No suspects have been apprehended so far in the case. The drivers of all public buses that operate in the Judea and Samaria area were instructed to park their vehicles outside the city.
In light of the sharp objection elicited Monday by the decision to operate the Palestinian-only bus lines, Transportation and Road Safety Minister Yisrael Katz clarified later that day that Palestinians were permitted to use any public bus line they wished, including the ones used by settlers.
On Monday, the Afikim bus company began operating the new lines, designed to facilitate travel for Palestinians who possess work permits to work inside Israel. On their first day in service, the buses were crowded with Palestinians who boarded at the Eyal border crossing, upon completing a routine security check. Due to the obvious overcrowding, the ministry has decided to double the number of buses in the new lines.

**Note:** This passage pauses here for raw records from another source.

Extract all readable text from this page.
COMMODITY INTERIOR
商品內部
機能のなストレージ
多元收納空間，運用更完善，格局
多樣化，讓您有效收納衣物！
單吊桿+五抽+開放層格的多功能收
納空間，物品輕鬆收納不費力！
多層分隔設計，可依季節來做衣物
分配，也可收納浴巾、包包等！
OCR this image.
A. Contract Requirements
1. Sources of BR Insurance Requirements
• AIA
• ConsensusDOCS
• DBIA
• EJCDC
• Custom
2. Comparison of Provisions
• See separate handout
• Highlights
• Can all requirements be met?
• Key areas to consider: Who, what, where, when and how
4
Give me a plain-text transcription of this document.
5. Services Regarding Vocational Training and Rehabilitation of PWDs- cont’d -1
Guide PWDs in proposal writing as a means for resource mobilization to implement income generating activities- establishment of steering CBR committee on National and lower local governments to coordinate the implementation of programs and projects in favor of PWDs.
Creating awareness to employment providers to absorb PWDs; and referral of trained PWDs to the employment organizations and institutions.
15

The new service elicited outraged responses around the world on Monday, which Meretz Chairwoman Zehava Gal-On waging a personal attack on the transportation minister. "According to reports," she said, "the decision to segregate the Palestinian passengers from the Jewish passengers came on the heels of complaints, made by Jewish settlers, of too many Palestinians on the existing bus lines."
On her Facebook page, Gal-On took a harsher tone: "This is what apartheid looks like," she wrote. "And no, there isn't a more polite or palatable description for it."
The Arab media also objected to the new service, drawing a comparison to the civil rights movement in the U.S. "Does the world need another Rosa Parks?" asked the pan-Arab media outlet Al-Arabiya. Meanwhile, the Daily Telegraph reported that "Israel launches Palestinian-only buses amid accusations of racial segregation."
The Transportation and Road Safety Ministry, for its part, rejected accusations of apartheid in the public bus system and stressed that the new service was designed to help the Palestinians. According to the ministry, the new lines aim to eliminate the phenomenon of pirate bus lines whose drivers habitually charge Palestinian travelers exorbitant amounts for transportation to central Israel. Travel on the public bus lines costs only a handful of shekels.